Никаких накладок не произошло – это была она, Вите сразу бросился в глаза скорбно опущенный правый уголок ее губ, белых, словно руки после стирки, и рассыпавшиеся косички седеющей узбекской девочки. "Я не такая уж и страшная", – плеснулось в Витиной душе, и это была правда. Хотя Витя с детства до гадливого трепета боялся "покойников" (в Бебеле их непременно выносили на табуретки перед домом для последнего прощания), в ту минуту он был до такой степени защищен мыслью об Ане, пребывающей в тепле и ослепленности, что ничего, кроме пронзительной жалости к такой всегда приличной и скорбной, а теперь настолько беззащитной Аниной матери, засунутой в эту жуткую щель, словно тюк в прачечной, он не ощутил.
Это уже потом, когда тревога за Аню начала отступать, в нем стало нарастать понимание чудовищной простоты, с незапамятных времен поражающей всякого, в ком уже дрожит или еще дрожит что-то человеческое: был человек и нет человека. Но если смерть – это действительно так просто, то жизнь самый ужасный из всех аллигаторов, ведь даже в наидичайшие, наисвирепейшие времена люди все-таки понимали, что убить человека – это не хрен собачий, что даже казнить нужно со всякими завитушками – устраивать всевозможные барабанные шествия, городить эшафоты, что-то такое провозглашать... Да и глумиться над жертвой, сколь это ни чудовищно, все равно лучше, чем просто мимоходом ее прибрать, как это делает "естественная" смерть. С совершенно, заметьте, ни в чем не повинными людьми.

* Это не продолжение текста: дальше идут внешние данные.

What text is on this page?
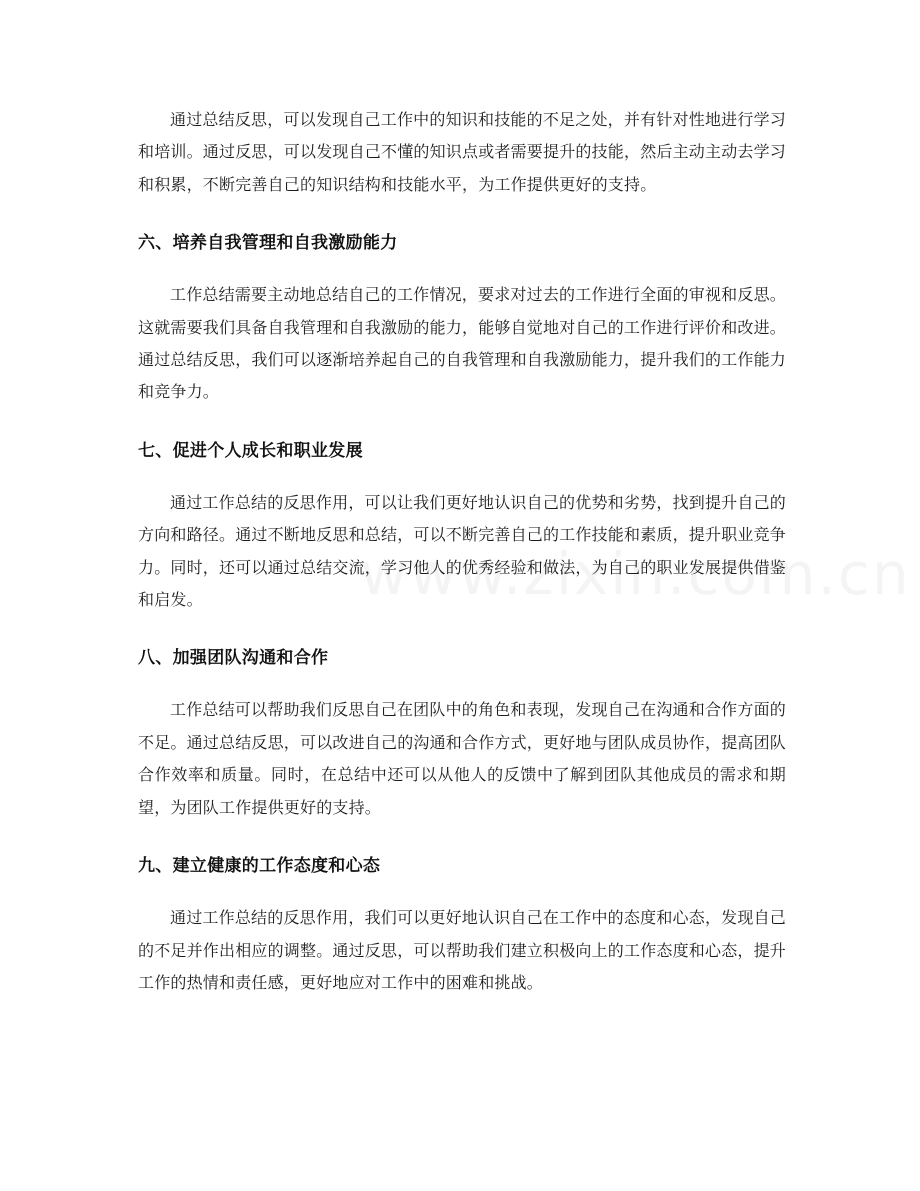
通过总结反思，可以发现自己工作中的知识和技能的不足之处，并有针对性地进行学习和培训。通过反思，可以发现自己不懂的知识点或者需要提升的技能，然后主动主动去学习和积累，不断完善自己的知识结构和技能水平，为工作提供更好的支持。

六、培养自我管理和自我激励能力

工作总结需要主动地总结自己的工作情况，要求对过去的工作进行全面的审视和反思。这就需要我们具备自我管理和自我激励的能力，能够自觉地对自己的工作进行评价和改进。通过总结反思，我们可以逐渐培养起自己的自我管理和自我激励能力，提升我们的工作能力和竞争力。

七、促进个人成长和职业发展

通过工作总结的反思作用，可以让我们更好地认识自己的优势和劣势，找到提升自己的方向和路径。通过不断地反思和总结，可以不断完善自己的工作技能和素质，提升职业竞争力。同时，还可以通过总结交流，学习他人的优秀经验和做法，为自己的职业发展提供借鉴和启发。

八、加强团队沟通和合作

工作总结可以帮助我们反思自己在团队中的角色和表现，发现自己在沟通和合作方面的不足。通过总结反思，可以改进自己的沟通和合作方式，更好地与团队成员协作，提高团队合作效率和质量。同时，在总结中还可以从他人的反馈中了解到团队其他成员的需求和期望，为团队工作提供更好的支持。

九、建立健康的工作态度和心态

通过工作总结的反思作用，我们可以更好地认识自己在工作中的态度和心态，发现自己的不足并作出相应的调整。通过反思，可以帮助我们建立积极向上的工作态度和心态，提升工作的热情和责任感，更好地应对工作中的困难和挑战。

Когда до Вити дошло, что и сама Аня, в сущности, подвержена тем же законам, что и ее... – нет-нет-нет-нет-нетнетнет... – его коленопреклоненность перед ее жизненным подвигом тоже дошла до апогея, а горестное ее оцепенение заставляло его кидаться исполнять, а главное разгадывать любое тайное ее желание, поскольку самой ей было не до желаний. Из-за похоронных дел они влезли в серьезные для их доходов долги, чего Аня в принципе не терпела – "нужно жить по средствам", – и Витя очень кстати припомнил, что, будь ее воля, она с удовольствием бы рассталась с половиной собирающего пыль фарфорового народца.